Review | The Secret Life of Pets 2 | 2019
About two thirds of the way through The Secret Life of Pets 2, I began to wonder why this film was giving me such a headache. The "camera" seemed unsettled, in constant motion, the editing rushing from one shot to the next. I began to time the shots, and it soon became clear that film had very few shots that lasted more than 3 seconds. We barely have time to register what we're seeing before it leaps to the next shot. It's maddening, it's painful, it's downright ugly.
It doesn't help that the story of The Secret Life of Pets 2 is as all-over-the-place as its editing. The film picks up from its charming predecessor with dogs Max (Patton Oswalt, stepping in for a disgraced Louis C.K.) and Duke (Eric Stonestreet) enjoying their newfound life together with their owners. Things changer, however, with the intdurctlon of a baby named Liam who completely changes the dynamics of their little family. Had the film stuck with this it might have retained some of its predecessor's "Toy Story but with dogs" appeal. Instead, it sends Max, Duke, and family off on a vacation in the country and nearly forgets about them entirely. The focus then shifts to psycho rabbit Snowball (Kevin Hart), who now fancies himself a superhero, and is commissioned by a new dog named Daisy (Tiffany Haddish) to come rescue a circus tiger being abused by by an evil Russian ringmaster named Sergei (Nick Kroll).

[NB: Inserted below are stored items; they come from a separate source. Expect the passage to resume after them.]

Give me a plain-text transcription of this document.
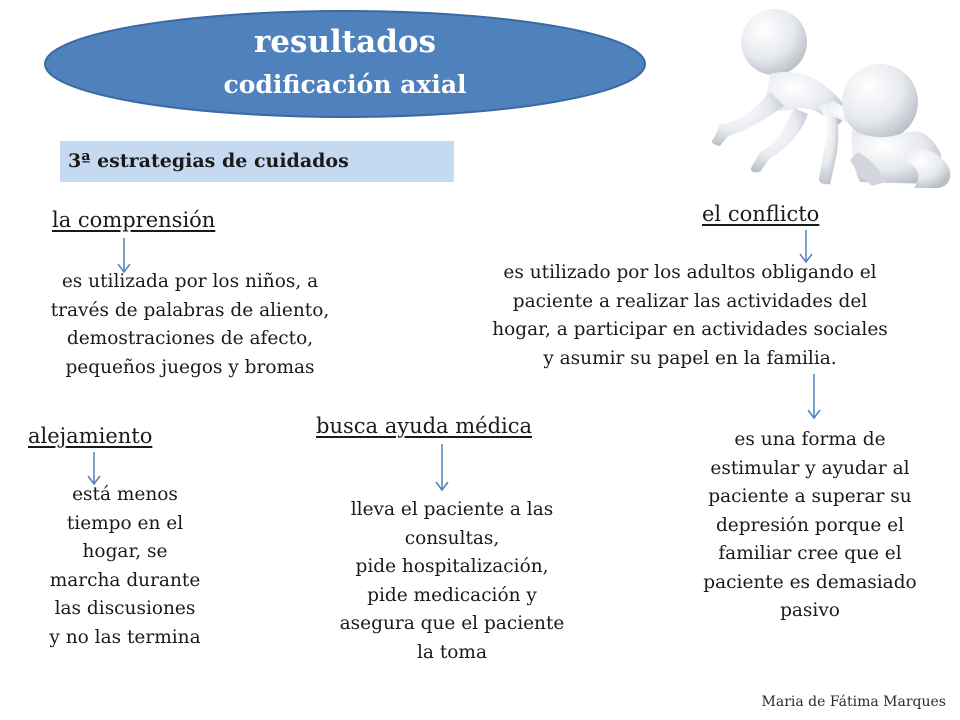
resultados
codificación axial
3ª estrategias de cuidados
la comprensión
es utilizada por los niños, a
través de palabras de aliento,
demostraciones de afecto,
pequeños juegos y bromas
el conflicto
es utilizado por los adultos obligando el
paciente a realizar las actividades del
hogar, a participar en actividades sociales
y asumir su papel en la familia.
es una forma de
estimular y ayudar al
paciente a superar su
depresión porque el
familiar cree que el
paciente es demasiado
pasivo
alejamiento
está menos
tiempo en el
hogar, se
marcha durante
las discusiones
y no las termina
busca ayuda médica
lleva el paciente a las
consultas,
pide hospitalización,
pide medicación y
asegura que el paciente
la toma
Maria de Fátima Marques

It's an odd diversion, one that keeps the lead characters out of the narrative for much of the film as they learn about country living from a wise old farm dog named Rooster (Harrison Ford). It likewise forgets about little Liam and his relationship with Max and Duke, but that doesn't stop the film from trying to milk a sentimental ending out of it that might have worked had the development of their relationship been given any attention at all. It's a huge swing and a miss for Illumination, whose messy stories, sardonic dated-before-it-even-comes-out humor, and near-uniform style have made their films nearly indistinguishable from one another. The Secret Life of Pets skated by on an amusing premise that its sequel all but abandons in favor of a frenetically edited, scattershot story that's more likely to leave audiences with whiplash than in stitches.